Provençales (LES), recueil de poésies en dialecte provençal, par divers auteurs contemporains (1852, in-18). Les trois principaux auteurs du recueil sont MM. Roumanille, Aubanel et Mistral, que d’autres œuvres ont rendus plus célèbres et autour desquels sont venus se grouper soit de simples amateurs, comme MM. d’Astros et Moquin-Tandon, soit de véritables poètes, comme MM. Crousillat, C. Reybaud et d’autres, à qui le loisir ou l’haleine ont manqué pour produire un livre. La plus grande partie du volume est remplie par divers poèmes des trois premiers, gracieuses compositions qui faisaient bien augurer du réveil de la vieille langue des trouvères. Tous les trois s’y manifestent complètement, avec les tendances particulières, intimes, qui sont restées comme le cachet de leur poésie. M. Roumanille, dans les pièces intitulées:les Crèches, les Deux séraphins, Pauvreté et charité, montre l’esprit religieux et tendre, un peu mystique, qui lui avait déjà inspiré Li Margarideto; sa manière s’y rapproche de celle d’Alfred de Vigny dans Eloa, mais il a un bien plus haut sentiment de la nature ou, pour mieux dire, des choses agrestes. Ce sentiment perce surtout dans le petit poème rustique:Se ren fasiam un avouca, qui est à la fois sentimental et railleur et dans lequel, pour prémunir les braves gens de la campagne contre des visées trop ambitieuses, le poète a trouvé moyen d’esquisser des tableaux de mœurs populaires d’une grande franchise.

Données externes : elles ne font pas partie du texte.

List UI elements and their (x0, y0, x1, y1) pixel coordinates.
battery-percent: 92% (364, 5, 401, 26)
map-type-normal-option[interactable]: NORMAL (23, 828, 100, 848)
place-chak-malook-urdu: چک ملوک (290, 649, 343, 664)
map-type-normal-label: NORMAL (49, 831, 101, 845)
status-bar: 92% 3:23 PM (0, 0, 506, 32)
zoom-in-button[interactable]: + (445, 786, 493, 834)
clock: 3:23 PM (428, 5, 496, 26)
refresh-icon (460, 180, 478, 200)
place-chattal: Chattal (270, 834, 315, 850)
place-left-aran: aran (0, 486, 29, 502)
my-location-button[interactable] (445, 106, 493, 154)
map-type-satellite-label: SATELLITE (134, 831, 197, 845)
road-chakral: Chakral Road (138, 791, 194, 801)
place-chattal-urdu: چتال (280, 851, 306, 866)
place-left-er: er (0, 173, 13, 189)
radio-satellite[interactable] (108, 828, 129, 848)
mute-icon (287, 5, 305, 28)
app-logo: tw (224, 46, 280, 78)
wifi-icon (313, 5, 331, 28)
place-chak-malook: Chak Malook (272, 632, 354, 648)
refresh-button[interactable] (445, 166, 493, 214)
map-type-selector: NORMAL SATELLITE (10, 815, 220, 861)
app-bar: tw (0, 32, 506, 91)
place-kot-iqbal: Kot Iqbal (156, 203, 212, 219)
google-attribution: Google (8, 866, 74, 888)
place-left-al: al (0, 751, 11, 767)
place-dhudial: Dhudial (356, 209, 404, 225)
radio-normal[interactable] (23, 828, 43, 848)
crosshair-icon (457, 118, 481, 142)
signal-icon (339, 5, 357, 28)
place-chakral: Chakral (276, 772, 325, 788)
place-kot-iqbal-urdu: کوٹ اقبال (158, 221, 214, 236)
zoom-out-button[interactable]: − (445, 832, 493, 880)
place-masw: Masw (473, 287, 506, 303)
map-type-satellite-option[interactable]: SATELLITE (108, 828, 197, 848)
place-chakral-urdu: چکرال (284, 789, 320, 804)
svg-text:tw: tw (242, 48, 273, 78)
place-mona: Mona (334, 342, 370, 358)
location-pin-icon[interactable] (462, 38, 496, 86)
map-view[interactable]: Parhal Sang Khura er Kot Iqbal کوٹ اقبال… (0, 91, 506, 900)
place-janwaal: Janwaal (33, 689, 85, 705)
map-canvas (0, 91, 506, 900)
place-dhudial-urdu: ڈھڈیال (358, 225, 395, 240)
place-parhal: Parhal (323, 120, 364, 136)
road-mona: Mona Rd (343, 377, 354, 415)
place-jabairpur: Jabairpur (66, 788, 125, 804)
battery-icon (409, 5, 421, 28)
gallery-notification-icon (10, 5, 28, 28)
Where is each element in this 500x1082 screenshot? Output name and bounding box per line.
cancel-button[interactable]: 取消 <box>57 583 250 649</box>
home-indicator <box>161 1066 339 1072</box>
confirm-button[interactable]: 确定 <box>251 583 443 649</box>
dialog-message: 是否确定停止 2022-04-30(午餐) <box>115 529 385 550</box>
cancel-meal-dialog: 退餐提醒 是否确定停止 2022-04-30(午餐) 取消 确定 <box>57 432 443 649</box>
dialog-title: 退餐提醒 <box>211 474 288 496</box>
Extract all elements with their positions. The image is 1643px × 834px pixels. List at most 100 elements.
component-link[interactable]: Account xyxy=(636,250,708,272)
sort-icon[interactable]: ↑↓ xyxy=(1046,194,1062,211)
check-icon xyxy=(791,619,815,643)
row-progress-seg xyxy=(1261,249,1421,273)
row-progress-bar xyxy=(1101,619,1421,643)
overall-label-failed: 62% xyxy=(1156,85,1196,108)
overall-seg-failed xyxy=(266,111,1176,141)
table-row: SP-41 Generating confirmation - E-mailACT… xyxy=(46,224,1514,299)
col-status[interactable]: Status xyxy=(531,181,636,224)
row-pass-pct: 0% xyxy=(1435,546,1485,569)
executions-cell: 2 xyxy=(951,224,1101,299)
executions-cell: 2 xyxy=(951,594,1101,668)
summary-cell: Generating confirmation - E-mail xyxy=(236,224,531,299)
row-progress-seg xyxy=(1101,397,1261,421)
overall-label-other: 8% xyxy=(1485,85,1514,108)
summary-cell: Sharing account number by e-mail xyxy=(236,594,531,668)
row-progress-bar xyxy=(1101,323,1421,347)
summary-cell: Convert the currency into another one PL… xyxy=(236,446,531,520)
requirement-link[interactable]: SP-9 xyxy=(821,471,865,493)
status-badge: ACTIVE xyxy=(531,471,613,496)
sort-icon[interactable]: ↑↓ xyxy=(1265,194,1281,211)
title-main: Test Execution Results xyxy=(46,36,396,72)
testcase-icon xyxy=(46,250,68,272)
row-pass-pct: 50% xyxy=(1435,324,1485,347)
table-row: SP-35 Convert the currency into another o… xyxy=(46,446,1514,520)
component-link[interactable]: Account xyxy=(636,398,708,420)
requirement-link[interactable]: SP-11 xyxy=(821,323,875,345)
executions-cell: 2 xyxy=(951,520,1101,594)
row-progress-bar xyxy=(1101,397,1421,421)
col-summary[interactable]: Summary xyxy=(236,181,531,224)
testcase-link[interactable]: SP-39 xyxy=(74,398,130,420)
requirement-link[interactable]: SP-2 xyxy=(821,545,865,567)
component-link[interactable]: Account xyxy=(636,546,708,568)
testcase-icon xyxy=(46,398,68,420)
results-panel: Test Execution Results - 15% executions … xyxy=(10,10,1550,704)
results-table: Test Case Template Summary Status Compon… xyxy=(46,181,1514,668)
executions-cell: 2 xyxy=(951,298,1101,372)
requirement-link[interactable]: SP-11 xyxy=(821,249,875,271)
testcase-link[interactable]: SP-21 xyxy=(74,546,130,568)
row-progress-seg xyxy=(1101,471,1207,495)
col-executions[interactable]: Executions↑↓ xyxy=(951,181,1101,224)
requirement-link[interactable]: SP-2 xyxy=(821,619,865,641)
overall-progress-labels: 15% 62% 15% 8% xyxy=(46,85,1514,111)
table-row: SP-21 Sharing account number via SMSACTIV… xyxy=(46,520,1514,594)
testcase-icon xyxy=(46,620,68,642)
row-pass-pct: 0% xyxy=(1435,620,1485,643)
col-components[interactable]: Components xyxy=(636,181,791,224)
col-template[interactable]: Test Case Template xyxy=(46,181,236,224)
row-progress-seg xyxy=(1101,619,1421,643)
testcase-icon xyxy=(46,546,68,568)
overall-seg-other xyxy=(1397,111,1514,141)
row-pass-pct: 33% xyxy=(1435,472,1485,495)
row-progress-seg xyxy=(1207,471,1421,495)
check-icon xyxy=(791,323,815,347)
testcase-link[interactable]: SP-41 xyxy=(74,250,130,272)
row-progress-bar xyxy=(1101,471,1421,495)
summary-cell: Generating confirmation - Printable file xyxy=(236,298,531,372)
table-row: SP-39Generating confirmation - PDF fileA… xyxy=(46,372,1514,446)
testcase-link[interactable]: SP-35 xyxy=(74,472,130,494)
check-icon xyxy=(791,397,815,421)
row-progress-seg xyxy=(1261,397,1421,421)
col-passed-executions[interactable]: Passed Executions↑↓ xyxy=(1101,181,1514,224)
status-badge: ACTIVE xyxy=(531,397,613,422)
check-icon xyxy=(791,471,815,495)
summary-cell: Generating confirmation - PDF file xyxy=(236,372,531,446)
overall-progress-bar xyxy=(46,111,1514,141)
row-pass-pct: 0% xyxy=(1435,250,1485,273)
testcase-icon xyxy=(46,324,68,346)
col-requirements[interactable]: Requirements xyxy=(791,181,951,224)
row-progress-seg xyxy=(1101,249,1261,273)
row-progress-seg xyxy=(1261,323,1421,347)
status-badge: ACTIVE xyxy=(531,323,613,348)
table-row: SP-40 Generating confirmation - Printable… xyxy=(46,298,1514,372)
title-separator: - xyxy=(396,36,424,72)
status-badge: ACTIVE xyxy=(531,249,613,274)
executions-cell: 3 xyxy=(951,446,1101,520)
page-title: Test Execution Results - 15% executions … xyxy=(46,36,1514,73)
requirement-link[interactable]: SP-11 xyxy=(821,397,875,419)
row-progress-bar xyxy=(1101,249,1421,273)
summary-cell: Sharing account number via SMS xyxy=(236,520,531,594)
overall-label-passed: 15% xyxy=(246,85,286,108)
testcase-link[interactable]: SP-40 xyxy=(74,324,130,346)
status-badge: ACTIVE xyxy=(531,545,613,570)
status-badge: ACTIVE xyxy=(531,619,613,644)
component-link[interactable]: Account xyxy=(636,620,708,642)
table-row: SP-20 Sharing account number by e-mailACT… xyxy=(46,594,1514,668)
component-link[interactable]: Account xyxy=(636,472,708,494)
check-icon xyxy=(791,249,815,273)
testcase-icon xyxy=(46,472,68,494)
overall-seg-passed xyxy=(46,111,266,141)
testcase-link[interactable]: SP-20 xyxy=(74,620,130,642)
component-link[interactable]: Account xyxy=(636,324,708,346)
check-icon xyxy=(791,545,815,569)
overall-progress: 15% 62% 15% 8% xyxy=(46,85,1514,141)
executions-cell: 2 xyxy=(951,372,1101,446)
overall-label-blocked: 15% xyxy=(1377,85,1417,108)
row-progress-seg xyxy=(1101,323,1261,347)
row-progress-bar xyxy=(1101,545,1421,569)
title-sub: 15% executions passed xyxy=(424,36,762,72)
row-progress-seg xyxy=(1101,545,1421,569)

M. Th. Aubanel a inséré dans les Provençales des morceaux d’une énergie peu commune. Ce n’est ni Jasmin ni Alfred de Vigny qu’il a pris pour modèles ; ce serait plutôt Dante, Barbier, les poètes concentrés et puissants. Sa forme est généralement sombre, sévère ; elle donne l’idée d’une gravure à l’eau-forte où les détails ressortent en traits vigoureux. Le rustique tableau intitulé Li Segaire (les Faucheurs), dit M. Saint-René Taillandier, « est l’œuvre d’un burin qui n’hésite pas ; chaque détail recueilli par l’observation est accusé d’une main ferme et les trivialités mêmes, s’il est possible d’en tirer parti, ne font pas reculer l’artiste. Voilà bien les rudes travailleurs, avec leurs culottes trouées et leurs visages bronzés au soleil ; voilà les faux qui reluisent comme des épées, la luzerne qui tombe, les sauterelles qui bondissent. Du matin au soir on les voit, sous l’ardent ciel de juin, frapper, tailler, suer à la peine, avancer, avancer toujours, jusqu’à l’heure où ils reviennent sous leur toit manger la soupe à l’ail. Le poète ne glorifie pas la vie active à la manière de M. Roumanille ; ce n’est pas une prédication affectueuse et souriante; il montre seulement par un petit coin du grand tableau du monde que le travail est la condition humaine et que dans le.plus humble des métiers manuels, chez les natures les plus incultes, il y a place encore pour une certaine joie d’artiste. » Dans un autre genre, le Neuf thermidor a la vigueur et la passion des ïambes, avec une lueur fantastique à la Henri Heine.

Il y a moins de sévérité, plus de grâce, dans les pièces de M. Mistral:la Belle d’août, la Folle avoine, l’Ode au mistral, la Course de taureaux, etc. La première pièce est une poétique légende, la seconde une satire, sous forme d’apologue rustique ; la Folle avoine, c’est l’oisiveté insolente qui se pavane, lève haut la tête et n’est en somme qu’une herbe inutile ; dans la Course de taureaux, le poète décrit avec beaucoup de vérité ces jeux hardis qui sont encore en grand honneur dans tous les villages de la vallée du Rhône.

En résumé, ce recueil des Provençales est d’une grande originalité ; mais, après avoir un moment intéressé le public, cette résurrection d’un vieil idiome a éprouvé du discrédit ; les poètes délicats qui l’ont composé n’écrivent évidemment que pour les lettrés et, de jour en jour, la langue dont ils se servent. n’est plus parlée ni entendue que dans les villages de la Provence.